A story of political upheaval, divergent cultures, loyalty, betrayal, ambition, and morality, embedded in a love story. The first overseas assignment of shallow yet ambitious Australian journalist Guy Hamilton (Mel Gibson) is in Indonesia in 1965. Hamilton is 'adopted' by dwarfish Eurasian photographer Billy Kwan (Oscar-winning, cross-gendered Linda Hunt) and introduced to British consular official Jill Bryant (Sigourney Weaver) with whom he promptly falls in love. She gives him secret information regarding an arms shipment to the Communists so that they can escape the predicted war together, but Hamilton unwisely uses the information for an exclusive story and puts their lives in jeopardy.

99. Yi yi ("Yi Yi: A One and a Two"), 2000, Edward Yang

An intimate, multi-layered three-hour middle-class family drama set in contemporary Taipei, with themes of love, sorrow, pain, choice, the desire for connectedness, and regret. Each member of the Jian family asks hard questions about life's meaning and reexamines their lives. The head of the family is taciturn, self-reflective "NJ" or Ni Jian (Wu Nienjen), a middle-aged executive for a struggling computer firm. At his brother-in-law's wedding (the same time as his mother-in-law's stroke), he reunites with his high school sweetheart Sherry (Ke Suyun), jilted 30 years earlier, and starts to re-evaluate every aspect of his life.

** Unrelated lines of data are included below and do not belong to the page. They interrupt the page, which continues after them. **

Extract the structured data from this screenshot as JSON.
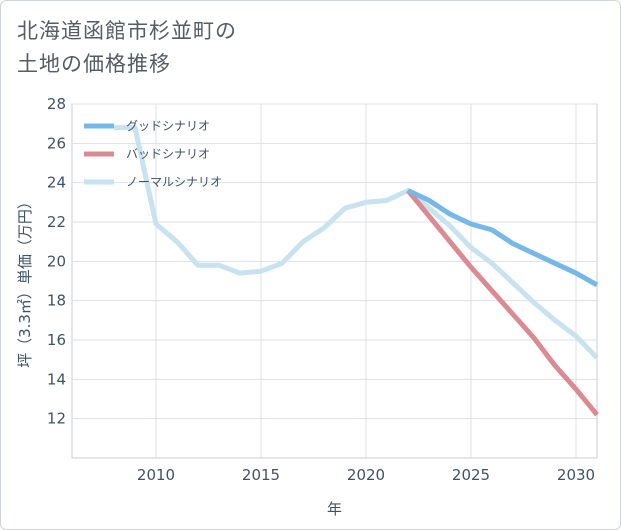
{
  "title_lines": [
    "北海道函館市杉並町の",
    "土地の価格推移"
  ],
  "chart_data": {
    "type": "line",
    "xlabel": "年",
    "ylabel": "坪（3.3㎡）単価（万円）",
    "xlim": [
      2006,
      2031
    ],
    "ylim": [
      10,
      28
    ],
    "x_ticks": [
      2010,
      2015,
      2020,
      2025,
      2030
    ],
    "y_ticks": [
      12,
      14,
      16,
      18,
      20,
      22,
      24,
      26,
      28
    ],
    "grid": true,
    "legend_position": "top-left",
    "series": [
      {
        "name": "グッドシナリオ",
        "color": "#74b9ea",
        "x": [
          2022,
          2023,
          2024,
          2025,
          2026,
          2027,
          2028,
          2029,
          2030,
          2031
        ],
        "y": [
          23.6,
          23.1,
          22.4,
          21.9,
          21.6,
          20.9,
          20.4,
          19.9,
          19.4,
          18.8
        ]
      },
      {
        "name": "バッドシナリオ",
        "color": "#db8a91",
        "x": [
          2022,
          2023,
          2024,
          2025,
          2026,
          2027,
          2028,
          2029,
          2030,
          2031
        ],
        "y": [
          23.6,
          22.3,
          21.0,
          19.7,
          18.5,
          17.3,
          16.1,
          14.7,
          13.5,
          12.2
        ]
      },
      {
        "name": "ノーマルシナリオ",
        "color": "#c7e2f0",
        "x": [
          2008,
          2009,
          2010,
          2011,
          2012,
          2013,
          2014,
          2015,
          2016,
          2017,
          2018,
          2019,
          2020,
          2021,
          2022,
          2023,
          2024,
          2025,
          2026,
          2027,
          2028,
          2029,
          2030,
          2031
        ],
        "y": [
          26.8,
          26.8,
          21.9,
          21.0,
          19.8,
          19.8,
          19.4,
          19.5,
          19.9,
          21.0,
          21.7,
          22.7,
          23.0,
          23.1,
          23.6,
          22.7,
          21.8,
          20.7,
          19.9,
          18.9,
          17.9,
          17.0,
          16.2,
          15.1
        ]
      }
    ]
  }
}
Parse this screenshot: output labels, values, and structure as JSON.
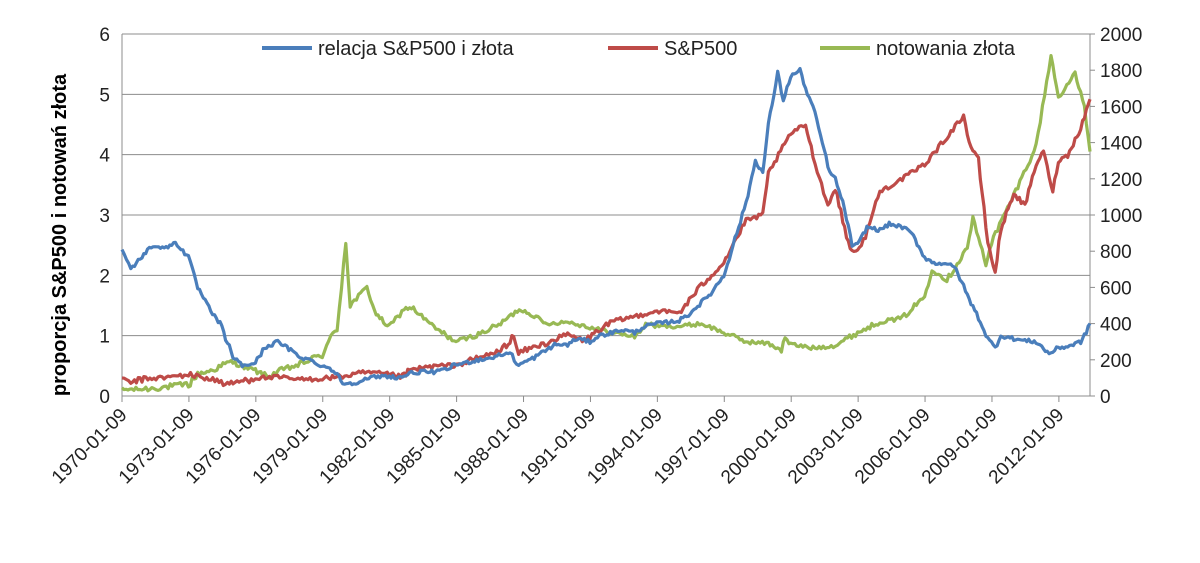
{
  "chart_data": {
    "type": "line",
    "title": "",
    "xlabel": "",
    "ylabel": "proporcja S&P500 i notowań złota",
    "y2label": "",
    "x_ticks": [
      "1970-01-09",
      "1973-01-09",
      "1976-01-09",
      "1979-01-09",
      "1982-01-09",
      "1985-01-09",
      "1988-01-09",
      "1991-01-09",
      "1994-01-09",
      "1997-01-09",
      "2000-01-09",
      "2003-01-09",
      "2006-01-09",
      "2009-01-09",
      "2012-01-09"
    ],
    "x_range": [
      "1970-01-09",
      "2013-06-01"
    ],
    "ylim": [
      0,
      6
    ],
    "y_ticks": [
      "0",
      "1",
      "2",
      "3",
      "4",
      "5",
      "6"
    ],
    "y2lim": [
      0,
      2000
    ],
    "y2_ticks": [
      "0",
      "200",
      "400",
      "600",
      "800",
      "1000",
      "1200",
      "1400",
      "1600",
      "1800",
      "2000"
    ],
    "grid": "horizontal",
    "legend_position": "top",
    "series": [
      {
        "name": "relacja S&P500 i złota",
        "color": "#4a7ebb",
        "axis": "left",
        "points": [
          [
            "1970-01-09",
            2.45
          ],
          [
            "1970-06-01",
            2.1
          ],
          [
            "1971-01-01",
            2.35
          ],
          [
            "1971-06-01",
            2.5
          ],
          [
            "1972-01-01",
            2.45
          ],
          [
            "1972-06-01",
            2.55
          ],
          [
            "1973-01-01",
            2.3
          ],
          [
            "1973-06-01",
            1.8
          ],
          [
            "1974-01-01",
            1.4
          ],
          [
            "1974-06-01",
            1.2
          ],
          [
            "1975-01-01",
            0.65
          ],
          [
            "1975-06-01",
            0.5
          ],
          [
            "1976-01-01",
            0.55
          ],
          [
            "1976-06-01",
            0.8
          ],
          [
            "1977-01-01",
            0.9
          ],
          [
            "1977-06-01",
            0.8
          ],
          [
            "1978-01-01",
            0.65
          ],
          [
            "1978-06-01",
            0.6
          ],
          [
            "1979-01-01",
            0.5
          ],
          [
            "1979-06-01",
            0.45
          ],
          [
            "1980-01-01",
            0.2
          ],
          [
            "1980-06-01",
            0.22
          ],
          [
            "1981-01-01",
            0.28
          ],
          [
            "1981-06-01",
            0.32
          ],
          [
            "1982-01-01",
            0.33
          ],
          [
            "1982-06-01",
            0.3
          ],
          [
            "1983-01-01",
            0.38
          ],
          [
            "1983-06-01",
            0.4
          ],
          [
            "1984-01-01",
            0.4
          ],
          [
            "1984-06-01",
            0.42
          ],
          [
            "1985-01-01",
            0.52
          ],
          [
            "1985-06-01",
            0.55
          ],
          [
            "1986-01-01",
            0.6
          ],
          [
            "1986-06-01",
            0.62
          ],
          [
            "1987-01-01",
            0.68
          ],
          [
            "1987-06-01",
            0.72
          ],
          [
            "1987-10-20",
            0.5
          ],
          [
            "1988-01-01",
            0.55
          ],
          [
            "1988-06-01",
            0.62
          ],
          [
            "1989-01-01",
            0.75
          ],
          [
            "1989-06-01",
            0.85
          ],
          [
            "1990-01-01",
            0.85
          ],
          [
            "1990-06-01",
            0.95
          ],
          [
            "1991-01-01",
            0.9
          ],
          [
            "1991-06-01",
            1.0
          ],
          [
            "1992-01-01",
            1.05
          ],
          [
            "1992-06-01",
            1.1
          ],
          [
            "1993-01-01",
            1.05
          ],
          [
            "1993-06-01",
            1.15
          ],
          [
            "1994-01-01",
            1.2
          ],
          [
            "1994-06-01",
            1.22
          ],
          [
            "1995-01-01",
            1.25
          ],
          [
            "1995-06-01",
            1.35
          ],
          [
            "1996-01-01",
            1.55
          ],
          [
            "1996-06-01",
            1.7
          ],
          [
            "1997-01-01",
            2.0
          ],
          [
            "1997-06-01",
            2.5
          ],
          [
            "1998-01-01",
            3.2
          ],
          [
            "1998-06-01",
            3.9
          ],
          [
            "1998-10-01",
            3.7
          ],
          [
            "1999-01-01",
            4.5
          ],
          [
            "1999-06-01",
            5.35
          ],
          [
            "1999-09-01",
            4.9
          ],
          [
            "2000-01-01",
            5.3
          ],
          [
            "2000-06-01",
            5.4
          ],
          [
            "2000-10-01",
            5.0
          ],
          [
            "2001-01-01",
            4.8
          ],
          [
            "2001-06-01",
            4.2
          ],
          [
            "2001-10-01",
            3.7
          ],
          [
            "2002-01-01",
            3.6
          ],
          [
            "2002-06-01",
            3.1
          ],
          [
            "2002-10-01",
            2.5
          ],
          [
            "2003-01-01",
            2.5
          ],
          [
            "2003-06-01",
            2.8
          ],
          [
            "2004-01-01",
            2.75
          ],
          [
            "2004-06-01",
            2.85
          ],
          [
            "2005-01-01",
            2.8
          ],
          [
            "2005-06-01",
            2.7
          ],
          [
            "2006-01-01",
            2.3
          ],
          [
            "2006-06-01",
            2.2
          ],
          [
            "2007-01-01",
            2.2
          ],
          [
            "2007-06-01",
            2.1
          ],
          [
            "2008-01-01",
            1.6
          ],
          [
            "2008-06-01",
            1.3
          ],
          [
            "2008-11-01",
            0.95
          ],
          [
            "2009-03-01",
            0.8
          ],
          [
            "2009-06-01",
            1.0
          ],
          [
            "2010-01-01",
            0.95
          ],
          [
            "2010-06-01",
            0.92
          ],
          [
            "2011-01-01",
            0.9
          ],
          [
            "2011-08-01",
            0.7
          ],
          [
            "2012-01-01",
            0.8
          ],
          [
            "2012-06-01",
            0.82
          ],
          [
            "2013-01-01",
            0.9
          ],
          [
            "2013-04-01",
            1.05
          ],
          [
            "2013-06-01",
            1.2
          ]
        ]
      },
      {
        "name": "S&P500",
        "color": "#be4b48",
        "axis": "right",
        "points": [
          [
            "1970-01-09",
            90
          ],
          [
            "1970-06-01",
            75
          ],
          [
            "1971-01-01",
            95
          ],
          [
            "1972-01-01",
            102
          ],
          [
            "1973-01-01",
            118
          ],
          [
            "1974-01-01",
            95
          ],
          [
            "1974-10-01",
            65
          ],
          [
            "1975-01-01",
            72
          ],
          [
            "1976-01-01",
            100
          ],
          [
            "1977-01-01",
            103
          ],
          [
            "1978-01-01",
            90
          ],
          [
            "1979-01-01",
            97
          ],
          [
            "1980-01-01",
            110
          ],
          [
            "1981-01-01",
            130
          ],
          [
            "1982-01-01",
            118
          ],
          [
            "1982-08-01",
            105
          ],
          [
            "1983-01-01",
            145
          ],
          [
            "1984-01-01",
            165
          ],
          [
            "1985-01-01",
            170
          ],
          [
            "1986-01-01",
            210
          ],
          [
            "1987-01-01",
            250
          ],
          [
            "1987-08-01",
            330
          ],
          [
            "1987-10-20",
            230
          ],
          [
            "1988-01-01",
            250
          ],
          [
            "1989-01-01",
            290
          ],
          [
            "1990-01-01",
            340
          ],
          [
            "1990-10-01",
            305
          ],
          [
            "1991-01-01",
            330
          ],
          [
            "1992-01-01",
            410
          ],
          [
            "1993-01-01",
            440
          ],
          [
            "1994-01-01",
            470
          ],
          [
            "1995-01-01",
            460
          ],
          [
            "1996-01-01",
            610
          ],
          [
            "1997-01-01",
            740
          ],
          [
            "1998-01-01",
            970
          ],
          [
            "1998-10-01",
            1000
          ],
          [
            "1999-01-01",
            1230
          ],
          [
            "2000-01-01",
            1450
          ],
          [
            "2000-09-01",
            1500
          ],
          [
            "2001-01-01",
            1330
          ],
          [
            "2001-09-01",
            1050
          ],
          [
            "2002-01-01",
            1150
          ],
          [
            "2002-07-01",
            880
          ],
          [
            "2002-10-01",
            800
          ],
          [
            "2003-03-01",
            820
          ],
          [
            "2004-01-01",
            1130
          ],
          [
            "2005-01-01",
            1200
          ],
          [
            "2006-01-01",
            1280
          ],
          [
            "2007-01-01",
            1430
          ],
          [
            "2007-10-01",
            1550
          ],
          [
            "2008-01-01",
            1400
          ],
          [
            "2008-06-01",
            1300
          ],
          [
            "2008-11-01",
            850
          ],
          [
            "2009-03-01",
            680
          ],
          [
            "2009-06-01",
            920
          ],
          [
            "2010-01-01",
            1120
          ],
          [
            "2010-07-01",
            1050
          ],
          [
            "2011-01-01",
            1280
          ],
          [
            "2011-05-01",
            1350
          ],
          [
            "2011-10-01",
            1130
          ],
          [
            "2012-01-01",
            1300
          ],
          [
            "2012-06-01",
            1330
          ],
          [
            "2013-01-01",
            1480
          ],
          [
            "2013-06-01",
            1640
          ]
        ]
      },
      {
        "name": "notowania złota",
        "color": "#98b954",
        "axis": "right",
        "points": [
          [
            "1970-01-09",
            35
          ],
          [
            "1971-01-01",
            38
          ],
          [
            "1972-01-01",
            50
          ],
          [
            "1973-01-01",
            65
          ],
          [
            "1973-06-01",
            120
          ],
          [
            "1974-01-01",
            140
          ],
          [
            "1974-12-01",
            190
          ],
          [
            "1975-06-01",
            165
          ],
          [
            "1976-01-01",
            140
          ],
          [
            "1976-08-01",
            105
          ],
          [
            "1977-01-01",
            135
          ],
          [
            "1978-01-01",
            175
          ],
          [
            "1979-01-01",
            230
          ],
          [
            "1979-09-01",
            380
          ],
          [
            "1980-01-21",
            850
          ],
          [
            "1980-04-01",
            500
          ],
          [
            "1981-01-01",
            600
          ],
          [
            "1981-06-01",
            450
          ],
          [
            "1982-01-01",
            380
          ],
          [
            "1982-09-01",
            480
          ],
          [
            "1983-01-01",
            490
          ],
          [
            "1984-01-01",
            380
          ],
          [
            "1985-01-01",
            300
          ],
          [
            "1986-01-01",
            340
          ],
          [
            "1987-01-01",
            400
          ],
          [
            "1987-11-01",
            480
          ],
          [
            "1988-06-01",
            450
          ],
          [
            "1989-01-01",
            400
          ],
          [
            "1990-01-01",
            410
          ],
          [
            "1991-01-01",
            380
          ],
          [
            "1992-01-01",
            350
          ],
          [
            "1993-01-01",
            330
          ],
          [
            "1993-08-01",
            400
          ],
          [
            "1994-01-01",
            385
          ],
          [
            "1995-01-01",
            385
          ],
          [
            "1996-01-01",
            400
          ],
          [
            "1997-01-01",
            350
          ],
          [
            "1998-01-01",
            300
          ],
          [
            "1999-01-01",
            290
          ],
          [
            "1999-08-01",
            255
          ],
          [
            "1999-10-01",
            320
          ],
          [
            "2000-01-01",
            285
          ],
          [
            "2001-01-01",
            265
          ],
          [
            "2002-01-01",
            280
          ],
          [
            "2003-01-01",
            350
          ],
          [
            "2004-01-01",
            410
          ],
          [
            "2005-01-01",
            430
          ],
          [
            "2006-01-01",
            550
          ],
          [
            "2006-05-01",
            700
          ],
          [
            "2007-01-01",
            640
          ],
          [
            "2007-12-01",
            820
          ],
          [
            "2008-03-01",
            980
          ],
          [
            "2008-10-01",
            730
          ],
          [
            "2009-01-01",
            850
          ],
          [
            "2010-01-01",
            1110
          ],
          [
            "2011-01-01",
            1380
          ],
          [
            "2011-09-01",
            1880
          ],
          [
            "2012-01-01",
            1650
          ],
          [
            "2012-10-01",
            1780
          ],
          [
            "2013-03-01",
            1600
          ],
          [
            "2013-06-01",
            1350
          ]
        ]
      }
    ]
  }
}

100. Zerkalo ("The Mirror"), 1975, Andrei Tarkovsky

An intensely-personal, profound, visual, and transcendent meditation on life and lost innocence - the spiritual autobiography of director Tarkovsky's privileged life in a Russian literary family and his career as a state-employed artist. The introspective, haunted work, told without traditional logical order, is directly based on his father Arseny’s poetry, read in voiceover by a faceless narrator (Innokenty Smoktunovsky) as he delivers his words mostly off-screen. Much of the focus is on Tarkovsky's neglected mother, played initially by Margarita Terekhova and, later on, by his real mother.